Introduction to nussl

In this section, we will explore many source separation approaches through nussl, which is an open source python project featuring implementations of many methods. [MSP18]

Why nussl?

As we saw in the Map of Open-Source Source Separation Projects section, there are a lot of open source projects for source separation. We certainly don’t want do dissuade you from using those projects, because they contain a ton of amazing work. But why aren’t we teaching each of those repositories? Why are we only teaching nussl in this tutorial?

  • nussl contains over a dozen source separation algorithms:

    • nussl has ready-to-go implementations of classic and modern source separation algorithms. Learning nussl will give you access to all of them. In contrast, most of the open source projects for source separation only contain one type of algorithm.

  • nussl is useful throughout the life cycle of a source separation algorithm:

    • With nussl, all of the code you need for training, evaluating, running, and interacting with the algorithms is included. Learning nussl means learning only one tool for all the individual steps necessary for source separation.

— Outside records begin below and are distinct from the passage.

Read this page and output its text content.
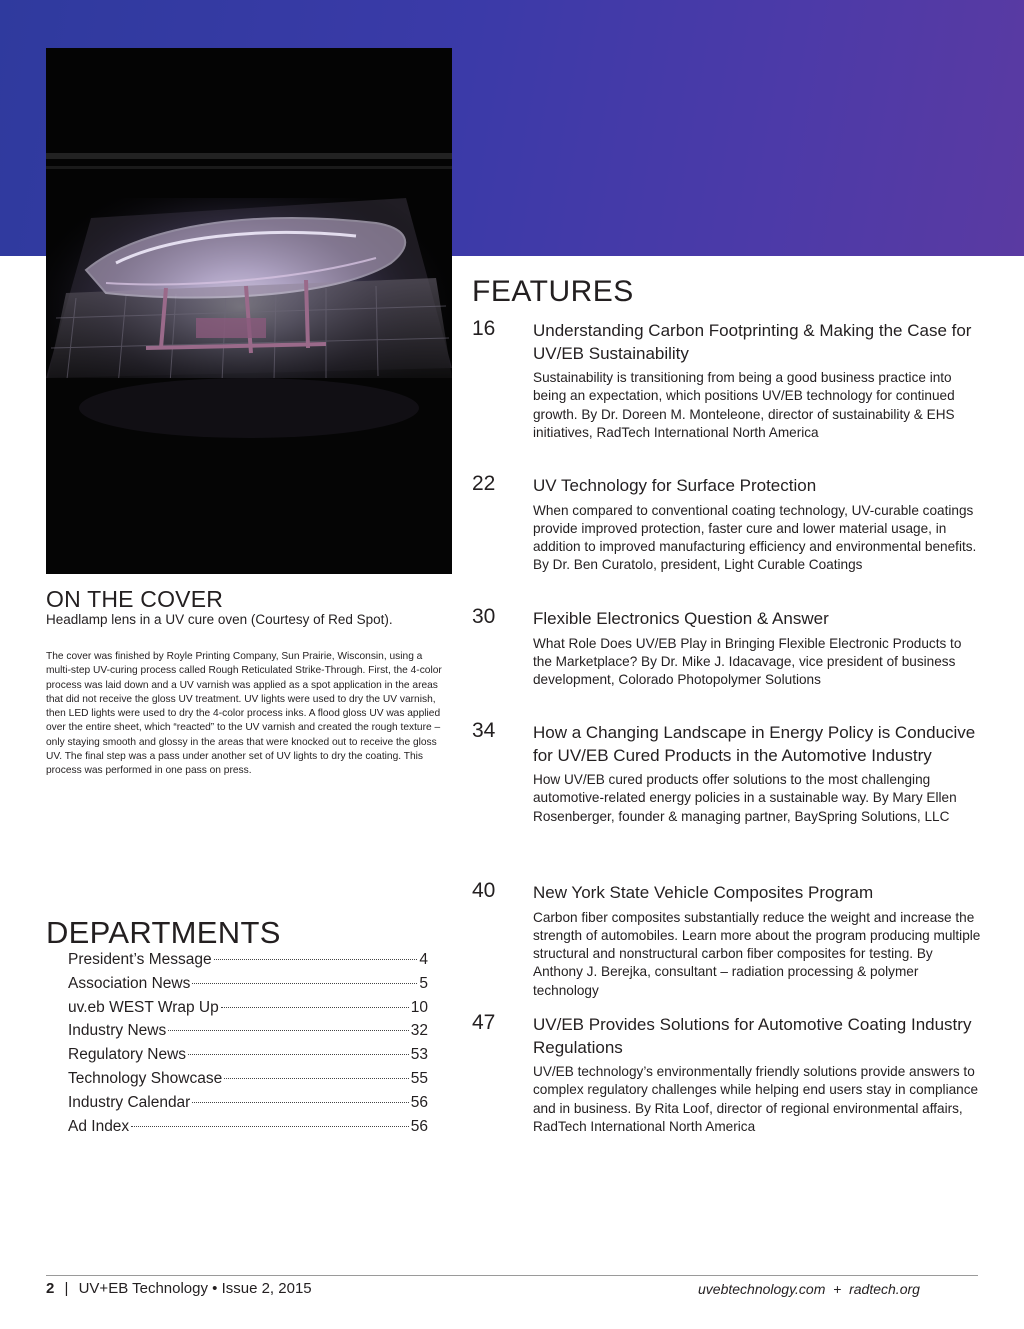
ON THE COVER
Headlamp lens in a UV cure oven (Courtesy of Red Spot).
The cover was finished by Royle Printing Company, Sun Prairie, Wisconsin, using a multi-step UV-curing process called Rough Reticulated Strike-Through. First, the 4-color process was laid down and a UV varnish was applied as a spot application in the areas that did not receive the gloss UV treatment. UV lights were used to dry the UV varnish, then LED lights were used to dry the 4-color process inks. A flood gloss UV was applied over the entire sheet, which “reacted” to the UV varnish and created the rough texture – only staying smooth and glossy in the areas that were knocked out to receive the gloss UV. The final step was a pass under another set of UV lights to dry the coating. This process was performed in one pass on press.
DEPARTMENTS
President’s Message	4
Association News	5
uv.eb WEST Wrap Up	10
Industry News	32
Regulatory News	53
Technology Showcase	55
Industry Calendar	56
Ad Index	56
FEATURES
16 Understanding Carbon Footprinting & Making the Case for UV/EB Sustainability
Sustainability is transitioning from being a good business practice into being an expectation, which positions UV/EB technology for continued growth. By Dr. Doreen M. Monteleone, director of sustainability & EHS initiatives, RadTech International North America
22 UV Technology for Surface Protection
When compared to conventional coating technology, UV-curable coatings provide improved protection, faster cure and lower material usage, in addition to improved manufacturing efficiency and environmental benefits. By Dr. Ben Curatolo, president, Light Curable Coatings
30 Flexible Electronics Question & Answer
What Role Does UV/EB Play in Bringing Flexible Electronic Products to the Marketplace? By Dr. Mike J. Idacavage, vice president of business development, Colorado Photopolymer Solutions
34 How a Changing Landscape in Energy Policy is Conducive for UV/EB Cured Products in the Automotive Industry
How UV/EB cured products offer solutions to the most challenging automotive-related energy policies in a sustainable way. By Mary Ellen Rosenberger, founder & managing partner, BaySpring Solutions, LLC
40 New York State Vehicle Composites Program
Carbon fiber composites substantially reduce the weight and increase the strength of automobiles. Learn more about the program producing multiple structural and nonstructural carbon fiber composites for testing. By Anthony J. Berejka, consultant – radiation processing & polymer technology
47 UV/EB Provides Solutions for Automotive Coating Industry Regulations
UV/EB technology’s environmentally friendly solutions provide answers to complex regulatory challenges while helping end users stay in compliance and in business. By Rita Loof, director of regional environmental affairs, RadTech International North America
2 | UV+EB Technology • Issue 2, 2015	uvebtechnology.com  +  radtech.org
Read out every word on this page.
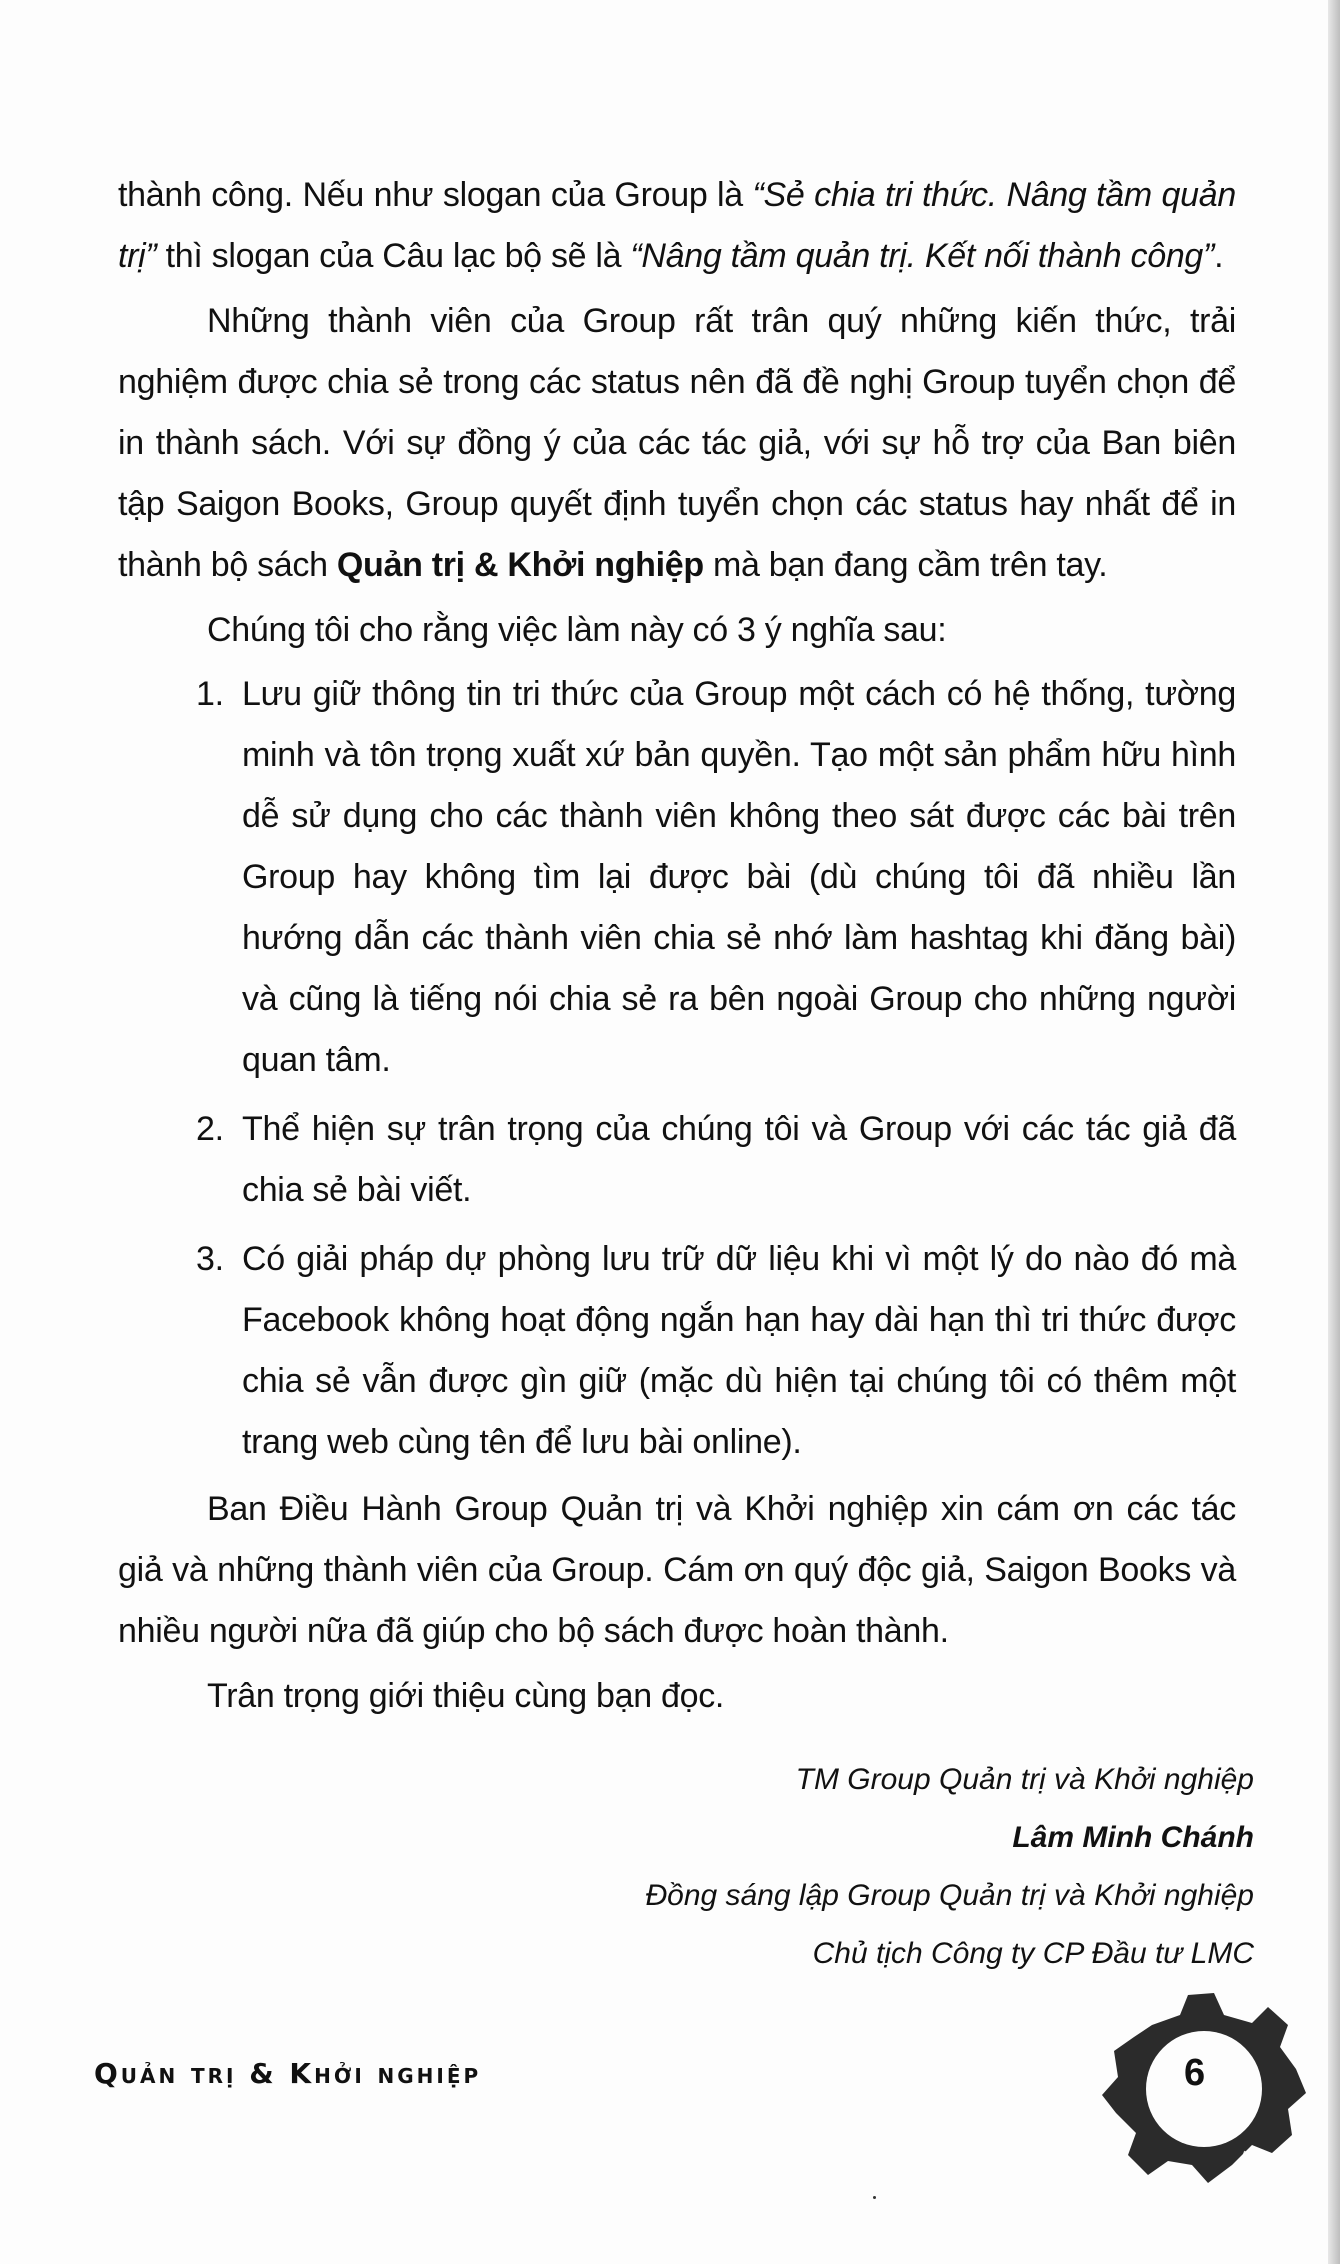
thành công. Nếu như slogan của Group là “Sẻ chia tri thức. Nâng tầm quản trị” thì slogan của Câu lạc bộ sẽ là “Nâng tầm quản trị. Kết nối thành công”.

Những thành viên của Group rất trân quý những kiến thức, trải nghiệm được chia sẻ trong các status nên đã đề nghị Group tuyển chọn để in thành sách. Với sự đồng ý của các tác giả, với sự hỗ trợ của Ban biên tập Saigon Books, Group quyết định tuyển chọn các status hay nhất để in thành bộ sách Quản trị & Khởi nghiệp mà bạn đang cầm trên tay.

Chúng tôi cho rằng việc làm này có 3 ý nghĩa sau:

1. Lưu giữ thông tin tri thức của Group một cách có hệ thống, tường minh và tôn trọng xuất xứ bản quyền. Tạo một sản phẩm hữu hình dễ sử dụng cho các thành viên không theo sát được các bài trên Group hay không tìm lại được bài (dù chúng tôi đã nhiều lần hướng dẫn các thành viên chia sẻ nhớ làm hashtag khi đăng bài) và cũng là tiếng nói chia sẻ ra bên ngoài Group cho những người quan tâm.
2. Thể hiện sự trân trọng của chúng tôi và Group với các tác giả đã chia sẻ bài viết.
3. Có giải pháp dự phòng lưu trữ dữ liệu khi vì một lý do nào đó mà Facebook không hoạt động ngắn hạn hay dài hạn thì tri thức được chia sẻ vẫn được gìn giữ (mặc dù hiện tại chúng tôi có thêm một trang web cùng tên để lưu bài online).

Ban Điều Hành Group Quản trị và Khởi nghiệp xin cám ơn các tác giả và những thành viên của Group. Cám ơn quý độc giả, Saigon Books và nhiều người nữa đã giúp cho bộ sách được hoàn thành.

Trân trọng giới thiệu cùng bạn đọc.

TM Group Quản trị và Khởi nghiệp
Lâm Minh Chánh
Đồng sáng lập Group Quản trị và Khởi nghiệp
Chủ tịch Công ty CP Đầu tư LMC
Quản trị & Khởi nghiệp	6
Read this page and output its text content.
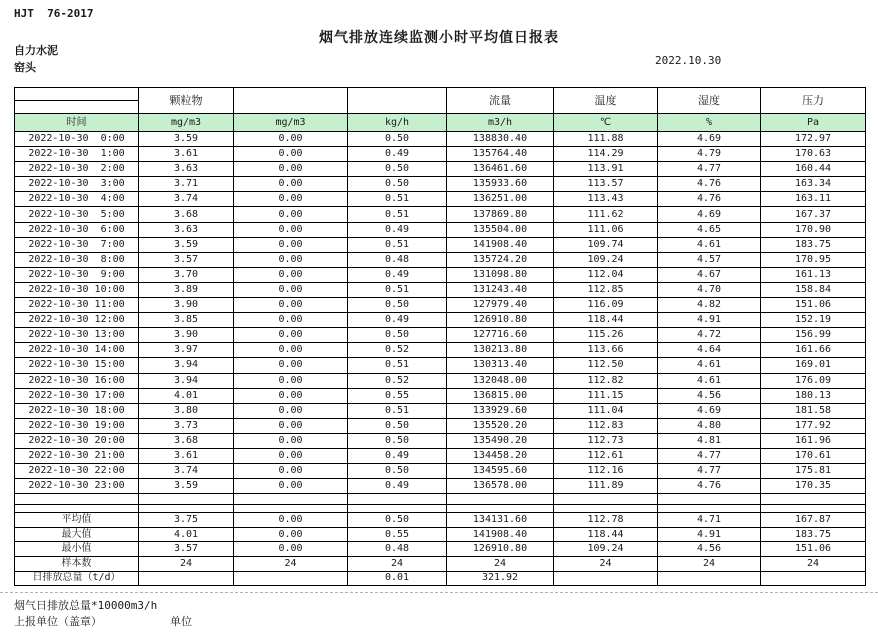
HJT  76-2017
烟气排放连续监测小时平均值日报表
自力水泥
窑头
2022.10.30
	颗粒物			流量	温度	湿度	压力
时间	mg/m3	mg/m3	kg/h	m3/h	℃	%	Pa
2022-10-30  0:00	3.59	0.00	0.50	138830.40	111.88	4.69	172.97
2022-10-30  1:00	3.61	0.00	0.49	135764.40	114.29	4.79	170.63
2022-10-30  2:00	3.63	0.00	0.50	136461.60	113.91	4.77	160.44
2022-10-30  3:00	3.71	0.00	0.50	135933.60	113.57	4.76	163.34
2022-10-30  4:00	3.74	0.00	0.51	136251.00	113.43	4.76	163.11
2022-10-30  5:00	3.68	0.00	0.51	137869.80	111.62	4.69	167.37
2022-10-30  6:00	3.63	0.00	0.49	135504.00	111.06	4.65	170.90
2022-10-30  7:00	3.59	0.00	0.51	141908.40	109.74	4.61	183.75
2022-10-30  8:00	3.57	0.00	0.48	135724.20	109.24	4.57	170.95
2022-10-30  9:00	3.70	0.00	0.49	131098.80	112.04	4.67	161.13
2022-10-30 10:00	3.89	0.00	0.51	131243.40	112.85	4.70	158.84
2022-10-30 11:00	3.90	0.00	0.50	127979.40	116.09	4.82	151.06
2022-10-30 12:00	3.85	0.00	0.49	126910.80	118.44	4.91	152.19
2022-10-30 13:00	3.90	0.00	0.50	127716.60	115.26	4.72	156.99
2022-10-30 14:00	3.97	0.00	0.52	130213.80	113.66	4.64	161.66
2022-10-30 15:00	3.94	0.00	0.51	130313.40	112.50	4.61	169.01
2022-10-30 16:00	3.94	0.00	0.52	132048.00	112.82	4.61	176.09
2022-10-30 17:00	4.01	0.00	0.55	136815.00	111.15	4.56	180.13
2022-10-30 18:00	3.80	0.00	0.51	133929.60	111.04	4.69	181.58
2022-10-30 19:00	3.73	0.00	0.50	135520.20	112.83	4.80	177.92
2022-10-30 20:00	3.68	0.00	0.50	135490.20	112.73	4.81	161.96
2022-10-30 21:00	3.61	0.00	0.49	134458.20	112.61	4.77	170.61
2022-10-30 22:00	3.74	0.00	0.50	134595.60	112.16	4.77	175.81
2022-10-30 23:00	3.59	0.00	0.49	136578.00	111.89	4.76	170.35

平均值	3.75	0.00	0.50	134131.60	112.78	4.71	167.87
最大值	4.01	0.00	0.55	141908.40	118.44	4.91	183.75
最小值	3.57	0.00	0.48	126910.80	109.24	4.56	151.06
样本数	24	24	24	24	24	24	24
日排放总量（t/d）			0.01	321.92			
烟气日排放总量*10000m3/h
上报单位（盖章）	单位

  • nussl supports common datasets:

    • Whether for speech or for music, nussl one-stop-shop to interact with the most common datasets in the field.

  • nussl is easily extendable:

    • Don’t see what you like? nussl has a clear API to make it your own. We’ll learn how to do this throughout the tutorial.

  • nussl is well-documented, well-tested, and actively maintained:

    • Many of open source projects were created to produce research results in a scientific paper. Each one might have a different API and might require digging through the code base to learn. nussl has documentation ready to go and is designed to be clear and concise. It also has 100% complete test coverage that gets run on every push.

Installing nussl

You can install nussl through pip like so:

  • pip install nussl

In this tutorial, nussl is installed through the common utility library. This library was specifically created for the tutorial and will provide functions for us to visualize and interact with audio. It will also install nussl and scaper into the notebook environments for use on these pages.

nussl Resources

This tutorial will guide you through using nussl, but for further details see the following links:

nussl Basics

First, let’s cover the basics of nussl. This section is adapted from the Introduction Section of the nussl documentation.

AudioSignals

The nussl.AudioSignal() object is the main container for all things related to your audio data. It provides a lot of helpful utilities to make it easy to manipulate your audio. Because it is at the heart of all of the source separation algorithms in nussl, it is crucial to understand how it works. Here we provide a brief introduction to many common tasks.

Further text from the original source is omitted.